Oh btw, the introduction to this post is cobblers.
we all have our darkness, dear. and we blog to get it out, right? well…. that’s why i blog. and the darker the subject matter? the higher my stats. LOVE the museum pics! i should totally be your kids “Auntie Mame” and teach them to light my cigarettes and tend bar… they are incredibly sweet! must correct that.
looby: I have to admit that I was taken aback when I found out how astonishingly wealthy Kapoor is. Art has morphed into commerce for him, as it would for me, given the chance. I’d sell ad space on this blog in a heartbeat if I had the numbers to sustain it. Who am I to criticize? But the tower is a bit of a sloppy mess. daisy: I think the girls could use you in their lives. There are no sharp edges in the suburbs of New Jersey. Only blunted round corners. You could provide a (how shall I put this?) different perspective.
What a feast you have given them. Lucky girls.If that is the bridge at Monet’s garden at Giverny I have photos of it. Unfortunately I gave my scanner away as it is incompatible with my new computer.Wait till you get them to Paris!
Lovely.I can spend hours in galleries of such quality.Mind you, you can get too much of a good thing.My son and I spent almost a full day in the Louvre, and by the end of it, I was arted out.
Pat: What do you mean when I get them to Paris?! If there’s an opportunity to go to France, I’m taking my wife and my wife alone. They’re going to have to get there on their own time and their own dime.TSB: I’m EASILY burned out in a museum from too much visual stimulation. After about two hours I’m ready for a nap. When you visit something as grand as the Louvre, you have to decide which corner interests you most and concentrate on that.

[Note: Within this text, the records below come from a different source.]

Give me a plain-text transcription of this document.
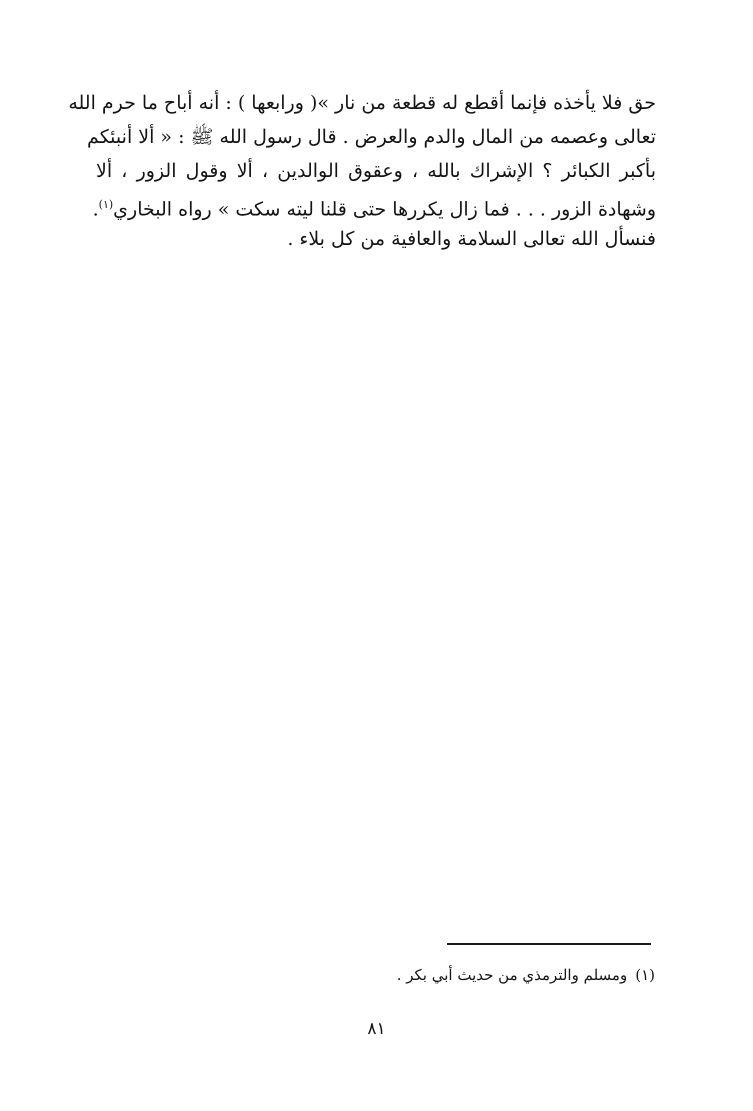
حق فلا يأخذه فإنما أقطع له قطعة من نار »( ورابعها ) : أنه أباح ما حرم الله
تعالى وعصمه من المال والدم والعرض . قال رسول الله ﷺ : « ألا أنبئكم
بأكبر الكبائر ؟ الإشراك بالله ، وعقوق الوالدين ، ألا وقول الزور ، ألا
وشهادة الزور . . . فما زال يكررها حتى قلنا ليته سكت » رواه البخاري$^{(١)}$.
فنسأل الله تعالى السلامة والعافية من كل بلاء .
(١)ومسلم والترمذي من حديث أبي بكر .
٨١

I’m glad you take them, much more interesting for them than the Pro Football Hall of fame…..I see K likes her purse that her favorite aunt gave her. That made my day :)MT
I have one like the Pollock, an original too, unfortunately by an as yet unknown artist by the name of Martin S. :¬)I love going to the galleries & museums with my girls, we’ve been to the Louvre a few times. :¬)
MT: Do you know why we remember that Hall of Fame trip so vividly? Because it’s the ONLY TRIP WE EVER WENT ON. And, yes, K knows a good fashion accessory when she sees one.map: Can you post pics of your artwork? Don’t be shy.
I hope you realize and are proud of the gift you are giving your girls. I still remember the trips my mother took with me to museums and ballet and they have stuck with me for life. Alexander Calder is my favourite. I wanted him to be my grandfather.